What exactly do you mean “doesn’t work”? Do you get an error somewhere? Where? What error message?

sdspieg · November 10, 2018

Brenton - thanks for getting back to me. Here you'll find the test csv file, the R console output and the rds file it created. I feel bad about posting so much code in here, hence the link. There are a couple of errors in the console as you'll see

bwiernik · November 10, 2018

Sorry, I don’t see any error messages in that text file, and I don’t have time to debug a script line by line. I need you to actually describe in detail what is happening and what isn’t working.

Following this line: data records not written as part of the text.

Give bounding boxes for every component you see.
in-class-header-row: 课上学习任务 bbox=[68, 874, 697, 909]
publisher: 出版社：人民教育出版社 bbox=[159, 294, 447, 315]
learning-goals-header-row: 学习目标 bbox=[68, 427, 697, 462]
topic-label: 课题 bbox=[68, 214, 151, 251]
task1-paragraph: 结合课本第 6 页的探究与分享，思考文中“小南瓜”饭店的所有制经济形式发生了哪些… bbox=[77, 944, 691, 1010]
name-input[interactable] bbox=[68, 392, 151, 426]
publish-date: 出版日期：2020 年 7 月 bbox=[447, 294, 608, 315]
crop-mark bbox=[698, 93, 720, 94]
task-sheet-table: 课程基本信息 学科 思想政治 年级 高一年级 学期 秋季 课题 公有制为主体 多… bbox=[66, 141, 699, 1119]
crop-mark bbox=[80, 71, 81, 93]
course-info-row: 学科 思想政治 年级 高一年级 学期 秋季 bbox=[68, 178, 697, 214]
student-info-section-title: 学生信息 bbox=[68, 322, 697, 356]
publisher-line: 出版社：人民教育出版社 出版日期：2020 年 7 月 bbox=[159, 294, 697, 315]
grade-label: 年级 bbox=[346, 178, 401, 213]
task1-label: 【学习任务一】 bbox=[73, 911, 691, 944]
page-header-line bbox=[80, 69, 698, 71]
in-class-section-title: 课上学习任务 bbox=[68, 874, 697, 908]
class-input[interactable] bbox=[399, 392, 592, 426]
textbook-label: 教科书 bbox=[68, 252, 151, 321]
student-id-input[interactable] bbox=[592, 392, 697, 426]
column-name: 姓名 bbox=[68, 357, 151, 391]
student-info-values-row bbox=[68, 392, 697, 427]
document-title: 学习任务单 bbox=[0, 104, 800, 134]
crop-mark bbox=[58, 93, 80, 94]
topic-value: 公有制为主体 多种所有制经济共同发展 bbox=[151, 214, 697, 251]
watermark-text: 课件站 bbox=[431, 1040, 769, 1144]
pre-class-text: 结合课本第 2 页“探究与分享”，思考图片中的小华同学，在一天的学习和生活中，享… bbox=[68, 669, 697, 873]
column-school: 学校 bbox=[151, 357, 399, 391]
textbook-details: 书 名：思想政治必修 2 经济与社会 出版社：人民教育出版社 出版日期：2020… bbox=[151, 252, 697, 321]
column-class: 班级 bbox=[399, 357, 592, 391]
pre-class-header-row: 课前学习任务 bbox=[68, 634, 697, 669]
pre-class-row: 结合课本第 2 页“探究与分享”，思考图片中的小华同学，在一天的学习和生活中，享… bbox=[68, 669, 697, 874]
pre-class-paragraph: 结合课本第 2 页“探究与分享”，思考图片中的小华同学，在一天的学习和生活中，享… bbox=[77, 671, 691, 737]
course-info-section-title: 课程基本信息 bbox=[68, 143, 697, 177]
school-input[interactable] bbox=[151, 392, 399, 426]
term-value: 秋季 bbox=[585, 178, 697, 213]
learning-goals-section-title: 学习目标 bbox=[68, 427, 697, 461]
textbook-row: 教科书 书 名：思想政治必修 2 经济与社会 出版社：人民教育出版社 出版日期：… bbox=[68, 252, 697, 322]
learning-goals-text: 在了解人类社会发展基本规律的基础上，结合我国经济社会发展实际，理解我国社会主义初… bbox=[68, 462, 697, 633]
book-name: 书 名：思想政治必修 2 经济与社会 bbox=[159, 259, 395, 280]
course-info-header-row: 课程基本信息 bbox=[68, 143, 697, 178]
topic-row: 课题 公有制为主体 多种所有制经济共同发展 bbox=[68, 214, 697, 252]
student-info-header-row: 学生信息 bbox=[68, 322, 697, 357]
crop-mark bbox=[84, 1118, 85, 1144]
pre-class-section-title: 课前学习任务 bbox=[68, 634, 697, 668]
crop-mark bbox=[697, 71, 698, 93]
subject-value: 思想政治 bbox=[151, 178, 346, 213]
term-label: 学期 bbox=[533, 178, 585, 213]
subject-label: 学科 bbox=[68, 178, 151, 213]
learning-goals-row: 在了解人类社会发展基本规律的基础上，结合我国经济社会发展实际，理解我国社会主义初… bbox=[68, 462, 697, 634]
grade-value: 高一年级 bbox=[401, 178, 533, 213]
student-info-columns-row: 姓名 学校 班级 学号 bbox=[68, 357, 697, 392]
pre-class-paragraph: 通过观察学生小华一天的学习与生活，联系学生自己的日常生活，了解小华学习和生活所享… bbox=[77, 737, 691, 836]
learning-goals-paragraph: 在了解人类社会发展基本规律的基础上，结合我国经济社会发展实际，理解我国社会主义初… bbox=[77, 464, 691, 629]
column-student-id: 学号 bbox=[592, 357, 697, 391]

sdspieg · November 10, 2018

Thanks. And I understand. But let me try these two errors:

>ata=enc2utf8(text.scan)
> print(text.scan)
[1] "%PDF-1.6"
[2] "%âãÏÓ"
[3] "48 0 obj <</Linearized 1/L 103414/O 50/E 57535/N 14/T 102407/H [ 796 361]>>"
[4] "endobj"
[41] "7ÿóððpó\004s·rßåqã~Æ“È\023&*ËPËxŸ\u0081¡GêÚ!Þæ¤\005,\b\003\030\u008f4.éŠŒ¹~Èh&˜\025Ïqâ‘Ã%W\u009dõ-)…"
[42] "™JÓÂ\017\031YL0™è]ìõÃ-\030ÌÒž\005g=””ñ\u0090òX:õl\u008d²æ\0340ëCOŸ" [43] "¯JÐ\u009dÛ¢\037z–-îÌ\u0090Œç¸\003¶G©££\001H±¥AéŽ\016\u0090h\0062Ç%\003B§e H¢ê0v\003r\005…T:ðz\024\b4\031\030kÃ\u0081´\030\020K€E\f\030ø\030]8\027ä\035ôæ¨\001r\030Î2ëð8ð:\030\033qHM0g\022\\a:g_PâA¶¹×\034ä\031´ ¡£ÏÀØ{\024\024J@|\016 À"
[44] "endstream"
[45] "endobj"

sdspieg · November 10, 2018

And
> text.scan <- scan(uris.name, what="character", sep="\n",blank.lines.skip = FALSE)
Read 74 items
Warning message:
In scan(uris.name, what = "character", sep = "\n", blank.lines.skip = FALSE) :
embedded nul(s) found in input

Maybe seeing this may help you in putting us on the right track?

bwiernik · November 10, 2018

Okay, what you are encountering is that Windows R really just can’t handle Unicode characters. Any time you use print, writeLines, write.csv, etc. on Windows R, it is going to mangle the text. You should systematically go through your script and replace the string functions with ones from the stringr and stringi packages or else run the script on Mac or Linux (e.g., you could install Ubuntu on the Windows 10 Linux subsystem and then run R from there).

sdspieg · November 10, 2018

I see. I do have a version of Ubuntu installed with the new hyper-v option. So guess I'll try there. Thanks!